Gabriele Galateri di Genola (born 1947) is the Generali Group chairman. He is the former the chairman of the board of Telecom Italia, CEO of Fiat and former chairman of Mediobanca.

==Early life==
Di Genola was born in Rome in 1947. He graduated with a law degree from the University of Rome and he earned his MBA from Columbia Business School.

==Career==
Following graduation in 1971, di Genola began his career at Banco di Roma in 1972 as head of financial analysis, before being appointed to manage the firm’s international loans office. In 1977, he joined Fiat where he was tasked with managing various departments before his eventual promotion to director of finance.

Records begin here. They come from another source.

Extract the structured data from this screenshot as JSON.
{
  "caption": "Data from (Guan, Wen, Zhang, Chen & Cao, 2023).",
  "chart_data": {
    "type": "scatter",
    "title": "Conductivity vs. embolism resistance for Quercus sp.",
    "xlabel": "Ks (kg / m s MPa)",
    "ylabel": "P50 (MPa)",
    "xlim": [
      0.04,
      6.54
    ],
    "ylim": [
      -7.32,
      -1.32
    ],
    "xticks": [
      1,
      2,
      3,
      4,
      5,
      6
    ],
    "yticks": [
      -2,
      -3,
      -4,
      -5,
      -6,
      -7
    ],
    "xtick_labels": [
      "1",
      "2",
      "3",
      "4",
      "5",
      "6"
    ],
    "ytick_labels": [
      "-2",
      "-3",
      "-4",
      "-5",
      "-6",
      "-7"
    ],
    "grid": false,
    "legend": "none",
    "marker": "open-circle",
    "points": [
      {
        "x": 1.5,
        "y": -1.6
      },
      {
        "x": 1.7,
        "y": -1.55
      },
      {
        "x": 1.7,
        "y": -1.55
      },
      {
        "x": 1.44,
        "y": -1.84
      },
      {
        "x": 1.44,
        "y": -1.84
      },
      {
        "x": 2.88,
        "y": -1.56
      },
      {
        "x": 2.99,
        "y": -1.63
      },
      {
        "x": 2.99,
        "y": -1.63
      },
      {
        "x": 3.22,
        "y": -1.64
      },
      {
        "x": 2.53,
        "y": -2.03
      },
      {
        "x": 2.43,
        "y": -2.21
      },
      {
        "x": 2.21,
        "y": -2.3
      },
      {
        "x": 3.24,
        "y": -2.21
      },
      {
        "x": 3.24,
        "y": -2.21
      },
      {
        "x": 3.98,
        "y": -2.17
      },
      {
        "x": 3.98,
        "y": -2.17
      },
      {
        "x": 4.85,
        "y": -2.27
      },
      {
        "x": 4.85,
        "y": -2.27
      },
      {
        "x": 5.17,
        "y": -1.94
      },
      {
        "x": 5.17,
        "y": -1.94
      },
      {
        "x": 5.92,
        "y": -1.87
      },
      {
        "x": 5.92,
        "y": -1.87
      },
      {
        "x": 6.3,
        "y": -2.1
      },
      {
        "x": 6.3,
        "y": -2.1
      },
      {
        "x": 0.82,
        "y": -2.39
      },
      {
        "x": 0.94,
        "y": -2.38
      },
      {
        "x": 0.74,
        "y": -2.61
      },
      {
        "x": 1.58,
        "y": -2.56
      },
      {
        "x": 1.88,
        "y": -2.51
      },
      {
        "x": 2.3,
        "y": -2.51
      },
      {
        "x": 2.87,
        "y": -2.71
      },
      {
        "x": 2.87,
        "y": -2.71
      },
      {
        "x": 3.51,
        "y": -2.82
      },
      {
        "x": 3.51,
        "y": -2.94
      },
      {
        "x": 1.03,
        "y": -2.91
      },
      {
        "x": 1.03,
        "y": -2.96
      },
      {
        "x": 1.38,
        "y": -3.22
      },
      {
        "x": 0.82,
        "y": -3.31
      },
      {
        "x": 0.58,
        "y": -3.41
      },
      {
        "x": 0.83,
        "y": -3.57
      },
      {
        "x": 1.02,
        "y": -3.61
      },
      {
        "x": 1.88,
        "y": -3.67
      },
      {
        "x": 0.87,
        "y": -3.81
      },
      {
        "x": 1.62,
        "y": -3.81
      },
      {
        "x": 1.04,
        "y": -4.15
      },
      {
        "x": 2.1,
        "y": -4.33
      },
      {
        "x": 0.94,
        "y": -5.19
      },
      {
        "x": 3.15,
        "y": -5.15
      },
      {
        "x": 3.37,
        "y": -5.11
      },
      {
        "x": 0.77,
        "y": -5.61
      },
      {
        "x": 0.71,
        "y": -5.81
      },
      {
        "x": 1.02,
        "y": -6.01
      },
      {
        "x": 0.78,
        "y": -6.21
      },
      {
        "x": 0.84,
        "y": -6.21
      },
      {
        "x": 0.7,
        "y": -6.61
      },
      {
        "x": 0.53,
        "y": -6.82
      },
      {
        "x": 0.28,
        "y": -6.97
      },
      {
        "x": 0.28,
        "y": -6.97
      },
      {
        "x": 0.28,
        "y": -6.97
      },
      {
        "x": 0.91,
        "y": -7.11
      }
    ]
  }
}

In 2002, Di Genola was appointed CEO of Fiat. From 2003 to 2007 he was chairman of Mediobanca, where he restructured the firm after many years of poor performance. In 2008, he became the chairman of Telecom Italia. As of September 2020, he is a member of the Italian Aspen Institute.

==Other activities==
- European Financial Services Roundtable (EFR), member
- Temasek Holdings, Member of the European Advisory Panel (since 2016)

==Philanthropy==
Di Genola is heavily involved in philanthropic activities for Piedmont Cancer Centre; the Arco Foundation, which supports drug addicts; and the Eduardo Agnelli Foundation, a charity supporting disadvantaged people.

==Recognition==
In 1999, Di Genola was awarded the Order of Merit for “his incessant work on Italy’s financial stage”, and he was made a Knight of the National Order of the Legion of Honour in 2007.